Dans le cadre de la gestion de proximité, les commissions cadre de vie traitent en premier lieu des questions d’environnement, mais peuvent être l’occasion d’échanger sur tout ce qui fait la vie du quartier. Elles sont composées des représentants locaux des services urbains gestionnaires, des bailleurs sociaux, des habitants intéressés ou de leurs représentants : associations, comités de locataires… Elles se tiennent de façon régulière (en moyenne une fois par trimestre). Lors de ces réunions, la situation du quartier et son fonctionnement sont examinés de façon très concrête.
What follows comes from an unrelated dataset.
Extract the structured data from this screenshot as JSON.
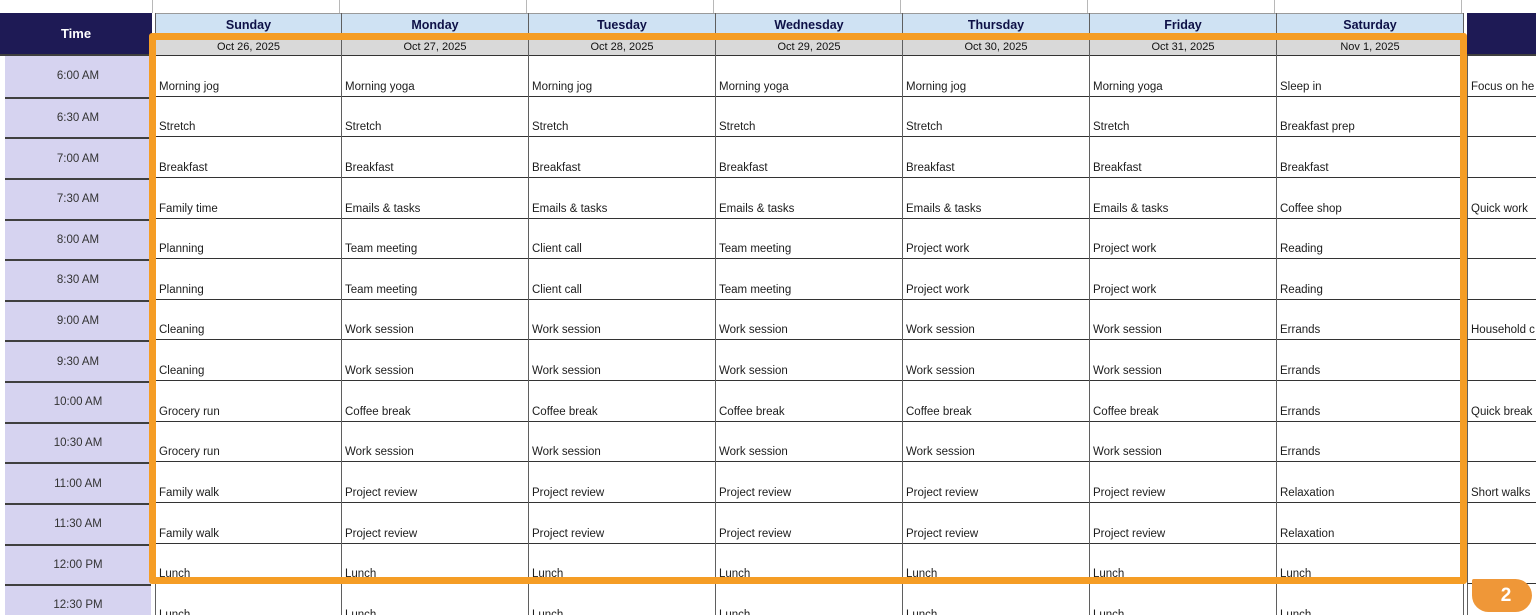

Des diagnostics " en marchant " sont organisés au moins une fois par an sur chacun des secteurs. Tous les membres de la commission visitent le quartier pour repérer les dysfonctionnements.
Etats-Unis,
La régulation de la Place du 8 mai 45 s’organise
La gestion de proximité, c’est aussi réaliser un travail de médiation de quartier. Pour cela, la régie de quartier Eurequa a mis en place une action de médiation jouant sur la présence active de médiateurs sur les espaces publics, en particulier sur la place du 8 mai 45. Cette médiation se fait entre les différentes catégories d’usagers, entre l’ensemble des usagers et les services gestionnaires. L’objectif est d’atténuer les dégradations sur les espaces publics, mais aussi de remplir une fonction d’alerte des services techniques en charge de la gestion des espaces concernés par les dégradations.
Une mission d’information est également remplie par ces médiateurs. Les habitants sont ainsi tenus au courant des évènements envisagés sur les espaces publics, tandis que les services gestionnaires reçoivent une information régulière sur les dysfonctionnements rencontrés sur les espaces.
La Duchère,
Un fonds de petits travaux participe à l’amélioration du cadre de vie
Etre réactif en cas d’incivilités, ne pas laisser les dégradations s’installer, c’est aussi travailler à l’amélioration du cadre de vie et améliorer le lien social de proximité. Pour répondre à cette préoccupation, les partenaires associés dans la gestion de proximité (la régie de quartier, les bailleurs sociaux, la ville de Lyon Espaces verts, les entreprises d’insertion) exploitent un fonds de petits travaux qui permet des interventions rapides sur les espaces extérieurs. Il permet la réalisation de travaux d’entretien et de sécurité sur le mobilier urbain, la remise en peinture, la pose de bornes ou de barrières par des entreprises d’insertion. Cela se fait en complément des interventions de droit commun.
Mermoz,
Un travail sur la remise en état des appartements
Une action de fidélisation des locataires et de remise à niveau de leurs appartements a lieu depuis le début 2003. Menée sur le parc de l’OPAC du Grand Lyon, elle concerne 1500 logements sur les quartiers sud et nord de Mermoz. Les travaux dans les appartements concernent la réfection des sols, des salles de bains, ou de meubles sous évier.
Jeunet (Lyon 5eme),
Une démarche de concertation aboutit à la création d’un jardin partagé
Tisser du lien social dans le quartier Valdo et pour cela travailler à la création d’un jardin partagé, c’est l’objectif de l’action menée auprès des habitants. Pour que chacun puisse s’impliquer dans le projet collectif, l’OPAC du Grand Lyon a recours à des techniques d’animation participatives. Ceux-ci sont accompagnés dans l’élaboration du cahier des charges d’aménagement et de fonctionnement du jardin. La ré appropriation des espaces extérieurs et la sensibilisation à l’environnement sont autant de conséquences de ce travail. Des conséquences qui se développeront dans l’animation et le suivi des jardiniers.